При подходе состава вокзал гудел, как пчелиный рой, всё шевелилось, суетились чемоданы и сумки. Тревожная радость отъезжающих и грусть провожающих смешивались на перроне в одно дыхание дальней дороги и неслись над людьми.
В билетную кассу, как правило, стояла вечная очередь, люди в которой заметно волновались и беспрерывно поглядывали в сторону поезда.
Проводники деловито открывали двери и, громко хлопая стальными площадками, протирали поручни, урезонивая пассажиров, подступающих стеной. Внутри тоже царило оживление, а, учитывая непродолжительность стоянки, в проходе заблаговременно выстраивалась плотная людская вереница, которая, поминутно пиная сумками и чемоданами выступающие внутренности вагона, медленно продвигалась к выходу.
Нынче же всё изменилось. Границы, политические амбиции и человеческая глупость разделили пространство и жизнь. Поезда ходили всё реже да к тому же ещё полупустые.
Вот и теперь его вагон с десятком случайных пассажиров, из которых выходил он один, остановился точно напротив вокзала, распахнутые двери которого демонстрировали миру сумрачную пустоту. На перроне из встречающих было всего несколько человек в форме железнодорожников, да две бабки с пацанёнком, лет десяти, которые подтаскивали к тамбуру какие-то мешки. Ещё, неподалёку паслась привязанная к вбитой в землю ржавой железяке белая коза с длиннющими рогами и цветастой ленточкой. Она, перестав жевать, с любопытством уставилась на происходящее, видимо не веря своим глазам, что из поезда может кто-то выйти.

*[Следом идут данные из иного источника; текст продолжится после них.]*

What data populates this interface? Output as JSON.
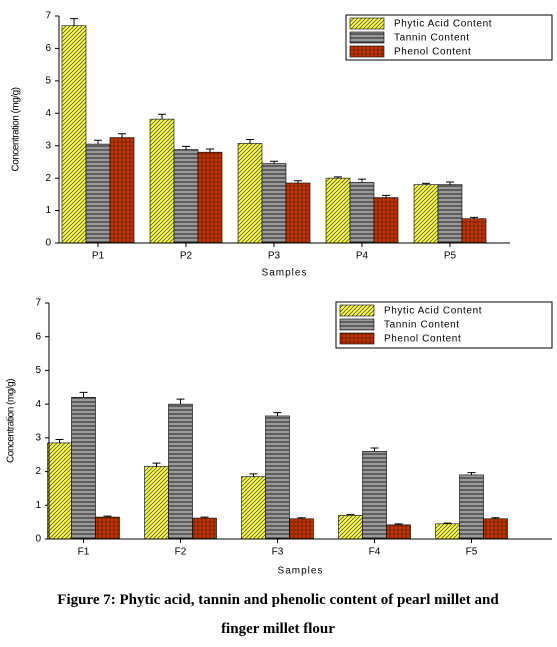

Всю свою сознательную жизнь, путешествуя налегке, Юрий Константинович Апранин и в этот раз был обременен одной единственной дорожной сумкой. Накинув ремень на плечо, он спустился по решетчатым ступеням и шагнул на невысокий перрон, погладив напоследок тёплый поручень своего недолгого ночного приюта. Коза, уставив на приезжего деревянный взгляд, испустила в его сторону стрекочущее блеянье, и, видимо потеряв интерес к происходящему, принялась снова щипать пыльную придорожную траву.
Почему-то вспомнилось Юрию как много-много лет тому назад, когда ему ещё не было и пяти, он с родителями впервые приехал сюда. Как сошли они на ночной слякотный парапет, и он стоял рядом с большими немецкими чемоданами, а от паровоза шёл пар и стелился по огромным красным колёсам. Как где-то в промозглом сумраке тревожно ударил колокол, паровоз вдруг сердито зашипел, его страшные колёса бешено завертелись на одном месте, поезд, нехотя, тронулся, а потом пошёл быстрее, быстрее, пока совсем не пропал в темноте.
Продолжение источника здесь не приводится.